In a genuine ML project we should check the variables to assess the following:
1. find NaN rates and perform imputation or drop features when appropriate.
2. study correlations, remove features that are redundant, and limit the number of features if necessary to avoid the curse of dimensionality. In the case of categorical variables, correlation isn't defined but similar measures (Cramer's V or Theil U do exist).
3. Do proper label encoding for categorical features (using targetencoding, OHencoding, labelencoding, grouping, etc)
4. check for anomalies and outliers and remove them

Here we will not go through all the process, but rather build a set of preprocessor and estimator to tackle 1. and 3.

In [2]:
X.head(20)

Unnamed: 0,pclass,name,sex,age,sibsp,parch,ticket,fare,cabin,embarked,boat,body,home.dest
0,1,"Allen, Miss. Elisabeth Walton",female,29.0,0,0,24160,211.3375,B5,S,2,,"St Louis, MO"
1,1,"Allison, Master. Hudson Trevor",male,0.9167,1,2,113781,151.55,C22 C26,S,11,,"Montreal, PQ / Chesterville, ON"
2,1,"Allison, Miss. Helen Loraine",female,2.0,1,2,113781,151.55,C22 C26,S,,,"Montreal, PQ / Chesterville, ON"
3,1,"Allison, Mr. Hudson Joshua Creighton",male,30.0,1,2,113781,151.55,C22 C26,S,,135.0,"Montreal, PQ / Chesterville, ON"
4,1,"Allison, Mrs. Hudson J C (Bessie Waldo Daniels)",female,25.0,1,2,113781,151.55,C22 C26,S,,,"Montreal, PQ / Chesterville, ON"
5,1,"Anderson, Mr. Harry",male,48.0,0,0,19952,26.55,E12,S,3,,"New York, NY"
6,1,"Andrews, Miss. Kornelia Theodosia",female,63.0,1,0,13502,77.9583,D7,S,10,,"Hudson, NY"
7,1,"Andrews, Mr. Thomas Jr",male,39.0,0,0,112050,0.0,A36,S,,,"Belfast, NI"
8,1,"Appleton, Mrs. Edward Dale (Charlotte Lamson)",female,53.0,2,0,11769,51.4792,C101,S,D,,"Bayside, Queens, NY"
9,1,"Artagaveytia, Mr. Ramon",male,71.0,0,0,PC 17609,49.5042,,C,,22.0,"Montevideo, Uruguay"


In [3]:
from code.estimators.baseline import BaselineEstimator
from code.preprocessors.baseline import AgeTransformer, CustomPreprocessor

from sklearn.pipeline import Pipeline

model = Pipeline(
    [
        ("ageTransformmer", AgeTransformer()),
        (
            "preprocessor",
            CustomPreprocessor(
                categorical_columns=["pclass", "sex", "sibsp", "parch", "embarked"],
                ignored_columns=[
                    "name",
                    "ticket",
                    "cabin",
                    "boat",
                    "body",
                    "home.dest",
                ],
            ),
        ),
        ("estimator", BaselineEstimator()),
    ]
)

We made use of sklearn's pipelining API here to simplify the fit/transform/predict process.

### Train the model

Here we will use the AUC metric.
This is a simple supervised binary classification task. The only pitafll in this case is picking accuracy in the case of imbalanced classes which can be misleading. 

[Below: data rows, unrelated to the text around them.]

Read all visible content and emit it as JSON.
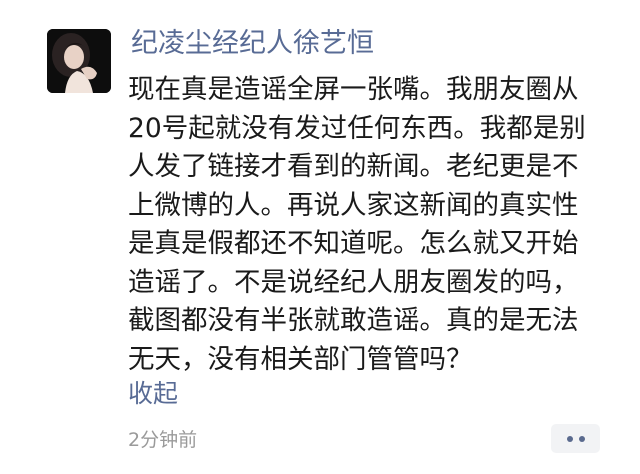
{
  "post": {
    "author": "纪凌尘经纪人徐艺恒",
    "lines": [
      "现在真是造谣全屏一张嘴。我朋友圈从",
      "20号起就没有发过任何东西。我都是别",
      "人发了链接才看到的新闻。老纪更是不",
      "上微博的人。再说人家这新闻的真实性",
      "是真是假都还不知道呢。怎么就又开始",
      "造谣了。不是说经纪人朋友圈发的吗，",
      "截图都没有半张就敢造谣。真的是无法",
      "无天，没有相关部门管管吗？"
    ],
    "collapse_label": "收起",
    "timestamp": "2分钟前",
    "more_icon": "more-dots-icon"
  },
  "colors": {
    "link": "#586b95",
    "text": "#1a1a1a",
    "meta": "#9a9a9a",
    "button_bg": "#f2f3f5"
  }
}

AUC is a metric between 0 and 1 which measures basically the "separability" between the 2 classes and the tradeoff true postives/false positives. It is particularly indicated in the case of binary classification and is free of imbalanced bias.

Here we not only train the model, but also display model performance in the form of a 5-cv cross-validated AUC

In [4]:
from code.training.base_trainer import train

MODEL_PATH = "saved_models/baselinemodel.pkl"

cross_validated_training_score = train(
    model=model, X=X_train, y=y_train, save_path=MODEL_PATH
)
print(f"cross-validated auc score at training time: {cross_validated_training_score}")

cross-validated auc score at training time: 0.8398421644690302


## Evaluate the model

A proper procedure should be defined.
Here we measure AUC in a simple fashion, anything can be done here, for exemple to compare 2 models.

In [5]:
from code.evaluation.base_evaluator import evaluate
from code.prediction.base_predictor import load_model_from_path

fitted_model = load_model_from_path(MODEL_PATH)

evaluation_score = evaluate(fitted_model, X_test, y_test)


print(f"auc score at testing time: {evaluation_score}")

auc score at testing time: 0.7727044590025359


### Model Performance

Here there seeem to be a little overfitting as the performance of the model slightly decreases on the testing set.
An AUC above .85 is laudable (although it also depends on the dataset's quality and the statistical distribution: is the variable to be predicted really a function of the features?).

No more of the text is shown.